Northwest Connections is a leader in the Community-Based Forestry Movement. This movement works towards a common goal: restoring and maintaining forest health while respecting local knowledge and bolstering rural economies. A large part of this movement is influencing local, state, and national policies in a way that promotes the protection of rural landscapes and rural economies. We believe that rural people need to have a strong voice in influencing the policies that effect natural resource management decisions on both public and private lands that surround them.

We are an active member of the Rural Voices for Conservation Coalition (RVCC). This coalition is comprised of rural organizations working towards balanced conservation-based approaches to the ecological and economic problems facing the West. This group is committed to finding and promoting policy solutions through collaborative, place-based work that recognizes the inextricable link between the long-term health of the land and the well-being of rural communities.

In 2010 this coalition is focusing its policy priorities on: Rural Green Jobs, Biomass Utilization, Climate Change, Public Lands Stewardship, Private Working Lands, and Range and Ranchlands. As part of our involvement with this coalition, we have been increasingly focused on promoting national policies that protect and conserve private working forests and ranchlands. We co-chair the Private Lands Working Group. This group believes that private working lands and their stewards provide the foundation for conservation of natural resources and resource-based economies in the rural West. The group’s goals include :

Goal 1: Developing alternative value streams for private landowners 

Goal 2: Protecting working lands through easement and acquisition 

Goal 3: Increasing capacity for landowner financial and technical assistance

Goal 4: Increasing capacity and support for cross-boundary management 

Goal 5: Encouraging  inter-generational land transfer through tax reform

Our work each year takes us to Washington D.C. with other rural practioners to promote our policy solutions during the RVCC Western Week in Washington. 
View this link for a recap of our 2009 trip.

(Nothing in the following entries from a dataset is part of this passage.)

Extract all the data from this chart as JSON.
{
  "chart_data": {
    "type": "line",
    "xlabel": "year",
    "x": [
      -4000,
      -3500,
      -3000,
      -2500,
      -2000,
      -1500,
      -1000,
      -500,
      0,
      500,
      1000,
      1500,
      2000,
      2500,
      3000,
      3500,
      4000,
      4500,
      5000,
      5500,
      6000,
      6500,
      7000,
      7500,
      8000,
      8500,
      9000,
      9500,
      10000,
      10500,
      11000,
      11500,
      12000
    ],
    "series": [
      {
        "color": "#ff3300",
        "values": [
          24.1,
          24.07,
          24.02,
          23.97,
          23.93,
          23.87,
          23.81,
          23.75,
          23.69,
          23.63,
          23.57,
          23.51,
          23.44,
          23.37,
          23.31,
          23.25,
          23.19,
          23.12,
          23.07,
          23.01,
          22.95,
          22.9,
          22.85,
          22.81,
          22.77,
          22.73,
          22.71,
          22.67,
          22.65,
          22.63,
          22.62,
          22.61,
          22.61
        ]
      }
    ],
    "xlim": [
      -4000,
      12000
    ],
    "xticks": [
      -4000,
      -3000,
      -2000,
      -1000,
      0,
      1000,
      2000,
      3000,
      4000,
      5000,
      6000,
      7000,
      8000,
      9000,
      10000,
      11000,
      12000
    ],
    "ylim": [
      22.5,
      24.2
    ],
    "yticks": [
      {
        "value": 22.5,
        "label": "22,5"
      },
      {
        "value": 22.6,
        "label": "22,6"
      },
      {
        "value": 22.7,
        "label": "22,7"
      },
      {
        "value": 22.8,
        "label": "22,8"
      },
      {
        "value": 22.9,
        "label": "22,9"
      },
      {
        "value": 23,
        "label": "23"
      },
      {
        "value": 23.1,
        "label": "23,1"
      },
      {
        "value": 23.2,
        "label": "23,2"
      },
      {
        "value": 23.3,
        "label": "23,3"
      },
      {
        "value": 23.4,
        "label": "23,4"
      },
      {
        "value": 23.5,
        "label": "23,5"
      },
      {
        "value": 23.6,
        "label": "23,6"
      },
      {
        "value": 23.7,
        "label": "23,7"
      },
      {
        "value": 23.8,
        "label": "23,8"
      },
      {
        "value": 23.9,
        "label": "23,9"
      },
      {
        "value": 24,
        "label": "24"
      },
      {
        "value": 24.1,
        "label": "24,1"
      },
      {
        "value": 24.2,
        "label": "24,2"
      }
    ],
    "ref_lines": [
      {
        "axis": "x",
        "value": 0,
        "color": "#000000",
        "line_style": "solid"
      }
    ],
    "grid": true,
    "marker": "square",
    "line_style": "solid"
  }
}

Click on following links to read the RVCC issues papers (PDF)
that NwC has assisted with:

Private Working Lands Issue Paper, April 2010

Rural Natural Resource Green Jobs, April 2010

Woody Biomass Issue Paper, April 2008

Introduction to Community Forests, April 2007

To read all of the issue papers that RVCC has worked on
and that we have endorsed please go to:

http://www.sustainablenorthwest.org/resources/rvcc-issue-papers

As part of our policy work to protect rural landscapes and livelihoods and  to assist in preventing the conversion of private working lands to non-forest uses we served on the drafting committee for the Threats to Western Private Forests Initiative; initiated by the Western Forest Leadership Coalition.

The goal of this initiative was to draft a report to facilitate the creation of a new business model and a new policy framework that, together, address the needs of private forest landowners; local, state and federal agencies; environmental organizations; and other stakeholders in the Western U.S. The final report can be viewed here. Click here to view the Executive Summary. (PDF)

NwC will remain actively involved in policy work as long as we continue to see our efforts result in practical policy solutions that link directly back to the protection of rural places like the Swan Valley.


 

A new book, Saving the Wide Open Spaces: The Conservation of Biodiversity and Working Landscapes, to be published in 2010, discusses the increasing threat of land fragmentation across the West and highlights new strategies for maintaining the ecological, economic and social values of working landscapes. Melanie Parker from Northwest Connections is the author of one chapter which centers on the conservation of Plum Creek lands in the Swan Valley.